Les chercheurs ont réussi à prolonger la durée de vie des cristaux temporels, confirmant ainsi un concept théorique proposé par Frank Wilczek. Cela marque une avancée significative dans la physique quantique.
Une équipe de l’Université TU de Dortmund a récemment réussi à produire un cristal temporel très durable qui a vécu des millions de fois plus longtemps que ce qui avait pu être démontré lors d’expériences précédentes. Ce faisant, ils ont corroboré un phénomène extrêmement intéressant, postulé il y a une dizaine d’années par le prix Nobel Frank Wilczek et qui avait déjà trouvé sa place dans les films de science-fiction. Les résultats ont maintenant été publiés dans Physique naturelle.
Réalisation révolutionnaire dans la recherche sur les cristaux temporels
Les cristaux ou, pour être plus précis, les cristaux dans l’espace, sont des arrangements périodiques d’atomes sur de grandes échelles. Cet agencement donne aux cristaux leur aspect fascinant, avec des facettes lisses comme celles des pierres précieuses.
Comme la physique traite souvent l’espace et le temps sur un seul et même niveau, par exemple dans la relativité restreinte, Frank Wilczek, physicien au Massachusetts Institute of Technology (MIT) et lauréat du prix Nobel de physique, postulait en 2012 qu’en plus Aux cristaux dans l’espace, il doit aussi y avoir des cristaux dans le temps. Pour que cela soit le cas, dit-il, il faudrait que l’une de leurs propriétés physiques commence spontanément à changer périodiquement dans le temps, même si le système ne subit pas d’interférence périodique correspondante.
Comprendre les cristaux de temps
La possibilité de tels cristaux temporels a fait l’objet d’un débat scientifique controversé pendant plusieurs années – mais n’a pas tardé à arriver dans les salles de cinéma : par exemple, un cristal temporel a joué un rôle central dans le film Avengers : Endgame (2019) des studios Marvel. Depuis 2017, les scientifiques ont en effet réussi à plusieurs reprises à démontrer un potentiel cristal temporel.

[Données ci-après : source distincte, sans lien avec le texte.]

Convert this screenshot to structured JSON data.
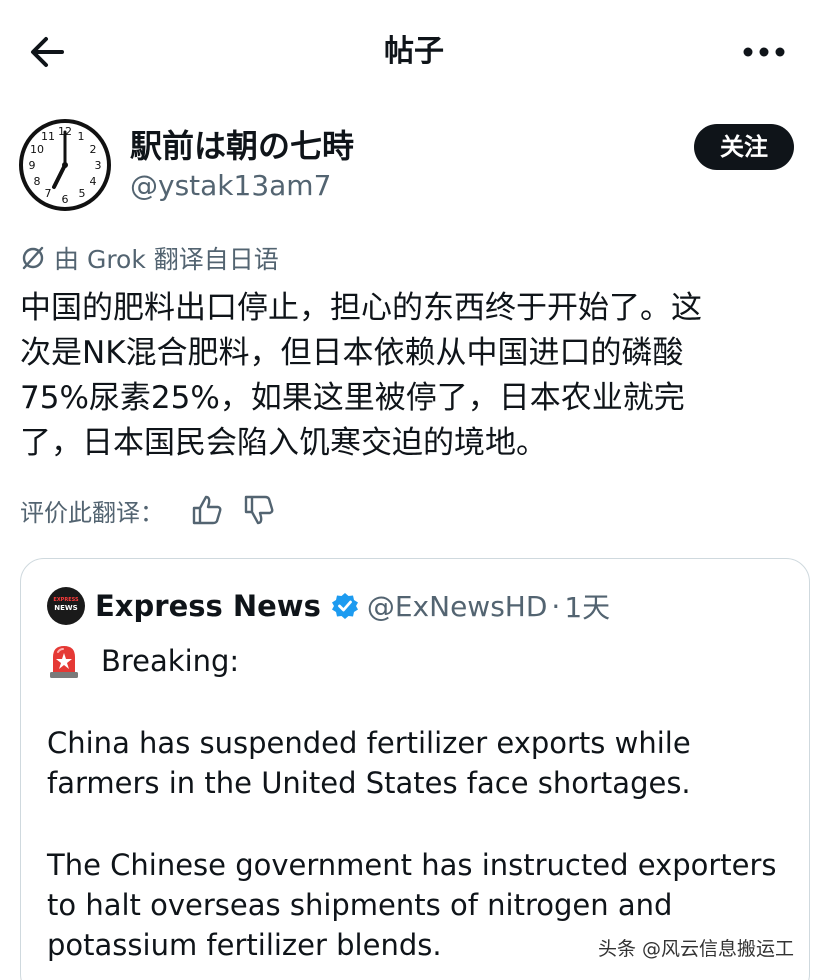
{
  "header": {
    "back_icon": "arrow-left-icon",
    "title": "帖子",
    "more_icon": "more-horizontal-icon"
  },
  "post": {
    "author": {
      "name": "駅前は朝の七時",
      "handle": "@ystak13am7",
      "avatar_icon": "clock-avatar-icon"
    },
    "follow_label": "关注",
    "translation_note": "由 Grok 翻译自日语",
    "translation_icon": "grok-icon",
    "body_lines": [
      "中国的肥料出口停止，担心的东西终于开始了。这",
      "次是NK混合肥料，但日本依赖从中国进口的磷酸",
      "75%尿素25%，如果这里被停了，日本农业就完",
      "了，日本国民会陷入饥寒交迫的境地。"
    ],
    "rate_label": "评价此翻译：",
    "rate_icons": [
      "thumbs-up-icon",
      "thumbs-down-icon"
    ]
  },
  "quote": {
    "avatar_text_1": "EXPRESS",
    "avatar_text_2": "NEWS",
    "name": "Express News",
    "verified_icon": "verified-badge-icon",
    "handle": "@ExNewsHD",
    "separator": "·",
    "time": "1天",
    "siren_icon": "siren-icon",
    "breaking": "Breaking:",
    "para1_lines": [
      "China has suspended fertilizer exports while",
      "farmers in the United States face shortages."
    ],
    "para2_lines": [
      "The Chinese government has instructed exporters",
      "to halt overseas shipments of nitrogen and",
      "potassium fertilizer blends."
    ]
  },
  "watermark": "头条 @风云信息搬运工",
  "colors": {
    "text_primary": "#0f1419",
    "text_secondary": "#536471",
    "follow_bg": "#0f1419",
    "verified_blue": "#1d9bf0",
    "card_border": "#cfd9de"
  }
}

Cependant, il s’agissait de systèmes qui, contrairement à l’idée originale de Wilczek, sont soumis à une excitation temporelle avec une périodicité spécifique, mais réagissent ensuite avec une autre période deux fois plus longue. Un cristal qui se comporte périodiquement dans le temps, bien que l’excitation soit indépendante du temps, c’est-à-dire constante, n’a été démontré qu’en 2022 dans un condensat de Bose-Einstein. Cependant, le cristal n’a vécu que quelques millisecondes.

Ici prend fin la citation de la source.